3rd for staining and poly first. I wouldn't have even bothered to speak up but the board software is yelling at me to say something.


----------



## ccoffer (Jan 30, 2005)

Prime risers, stain treads and coat until done, then paint risers.


----------



## ron schenker (Dec 11, 2005)

I did a bad thing when staining. I thought the dog was downstairs sleeping but after I finished staining I heard her upstairs laughing at me. "Im coming down and you can't stop me" she appeared to be thinking. It was a very hot and humid day yesterday and 3 hours after applying the stain, it was still somewhat sticky. I had to go up and get her before Mrs. Ron came home and Wishbone would come tearing down the beautiful new stairs to greet her . So I get some wax paper from the kitchen, lay down strips and walk up daintily on my tippytoes. I bring her down thinking everything is ok but upon inspecting the steps I see funny imprints. Bad dog! It's all your fault!
I was planning on a second coat of stain anyway, but now do I have to re sand the bad spots?
BTW..When I was staining I experimented with a natural bristle brush, lint free cloth, applicator pad, and foam brush. The appl. pad seemed to do the best job but went on pretty thick. What do you use?
P.S. I'm sure all you pros are laughing at me right now, but it really was Wishbone's fault


----------



## Donedat (Aug 13, 2005)

You might have to ligtly sand, just to blend out the foot prints. And then stain and then poly.

For stain I usually just use cotton rags (wipe on, wipe off). For poly I usually use a quality brush like a Purdy china bristle.


----------



## ron schenker (Dec 11, 2005)

Thanx Donedat:thumbup:


----------



## North Country (Jan 14, 2006)

light sand w/220 grit then Lambswool applicator:clap:


----------



## Teetorbilt (Feb 12, 2004)

I was taught to start at the top and work down. I do ceilings, trim, walls and flooring. Some of the paint pros here do it differently, Dad taught me my way.


----------



## ron schenker (Dec 11, 2005)

Very important update/bulletin....
It's going well except for the 48hr. drying times and the dog hair that just won't go away and only doing every other step per day so we can still go upstairs and getting stain on the areas that will be painted white, and endless sanding:furious: I hope I never have to do this again:shutup: 
Why didn't you guys warn me that this would be the job from he!!


----------



## Big Dave (Feb 23, 2006)

It's not bad if you can do the work and then go back to your house.
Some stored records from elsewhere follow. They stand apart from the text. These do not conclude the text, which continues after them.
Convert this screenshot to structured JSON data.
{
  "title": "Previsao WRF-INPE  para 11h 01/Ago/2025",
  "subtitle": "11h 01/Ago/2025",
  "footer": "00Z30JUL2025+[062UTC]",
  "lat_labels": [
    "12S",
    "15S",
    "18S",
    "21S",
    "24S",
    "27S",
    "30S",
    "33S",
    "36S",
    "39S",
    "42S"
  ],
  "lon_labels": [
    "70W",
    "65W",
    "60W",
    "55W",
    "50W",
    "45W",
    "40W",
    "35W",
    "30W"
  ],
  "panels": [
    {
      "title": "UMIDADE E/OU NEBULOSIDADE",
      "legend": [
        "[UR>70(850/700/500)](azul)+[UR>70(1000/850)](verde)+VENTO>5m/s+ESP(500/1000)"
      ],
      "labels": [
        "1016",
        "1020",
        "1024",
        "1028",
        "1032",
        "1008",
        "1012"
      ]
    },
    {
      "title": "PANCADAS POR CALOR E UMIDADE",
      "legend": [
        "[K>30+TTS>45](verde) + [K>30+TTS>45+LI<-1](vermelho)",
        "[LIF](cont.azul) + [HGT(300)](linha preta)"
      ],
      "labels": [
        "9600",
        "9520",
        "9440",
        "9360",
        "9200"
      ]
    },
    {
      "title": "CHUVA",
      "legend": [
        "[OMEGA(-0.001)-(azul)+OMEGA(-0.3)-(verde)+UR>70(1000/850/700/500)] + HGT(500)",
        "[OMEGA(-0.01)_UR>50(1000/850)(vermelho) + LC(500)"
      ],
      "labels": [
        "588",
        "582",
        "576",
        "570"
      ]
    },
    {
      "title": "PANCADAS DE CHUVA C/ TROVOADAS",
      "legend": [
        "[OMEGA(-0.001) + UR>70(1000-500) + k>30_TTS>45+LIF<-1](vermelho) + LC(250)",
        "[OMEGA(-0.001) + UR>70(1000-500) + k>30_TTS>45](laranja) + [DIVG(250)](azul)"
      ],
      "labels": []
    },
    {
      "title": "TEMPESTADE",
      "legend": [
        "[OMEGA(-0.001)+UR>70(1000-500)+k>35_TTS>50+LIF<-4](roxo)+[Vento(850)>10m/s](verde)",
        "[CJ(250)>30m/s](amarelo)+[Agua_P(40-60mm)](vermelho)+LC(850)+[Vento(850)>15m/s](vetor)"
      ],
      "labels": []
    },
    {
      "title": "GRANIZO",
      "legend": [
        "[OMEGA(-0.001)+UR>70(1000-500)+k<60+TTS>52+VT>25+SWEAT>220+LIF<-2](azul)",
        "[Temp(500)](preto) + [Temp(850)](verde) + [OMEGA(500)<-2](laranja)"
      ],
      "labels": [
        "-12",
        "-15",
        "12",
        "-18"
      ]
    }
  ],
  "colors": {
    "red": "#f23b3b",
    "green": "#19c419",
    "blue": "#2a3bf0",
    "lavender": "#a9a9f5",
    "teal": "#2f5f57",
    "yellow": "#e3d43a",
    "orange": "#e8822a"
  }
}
LOL. You should know not to work on your own house.

Dave.


----------



## Silvad0ugh (Jun 10, 2021)

ccoffer said:


> Prime risers, stain treads and coat until done, then paint risers.


Hi there, is there any reason why you'd prime the risers first before staining and coating the treads? Trying to find guidance on this because I have seen differing opinions on the matter. Thanks!


----------



## avenge (Sep 25, 2008)

Silvad0ugh said:


> Hi there, is there any reason why you'd prime the risers first before staining and coating the treads? Trying to find guidance on this because I have seen differing opinions on the matter. Thanks!


Are you a contractor?


----------



## stelzerpainting (Feb 27, 2014)

Silvad0ugh said:


> Hi there, is there any reason why you'd prime the risers first before staining and coating the treads? Trying to find guidance on this because I have seen differing opinions on the matter. Thanks!


No there isn't. It wasn't a great suggestion IMHO. If you're a DIY'er, might wanna post any/all future comments & questions on DIY Home Improvement Forum


----------



## hdavis (Feb 14, 2012)

Accidental paint on stain grade wood messes up your finishing.


----------



## Silvad0ugh (Jun 10, 2021)

stelzerpainting said:


> No there isn't. It wasn't a great suggestion IMHO. If you're a DIY'er, might wanna post any/all future comments & questions on DIY Home Improvement Forum


Really appreciate your quick response. Yes I’m a DIY’er so I will post my comments/questions on that forum from now on.


----------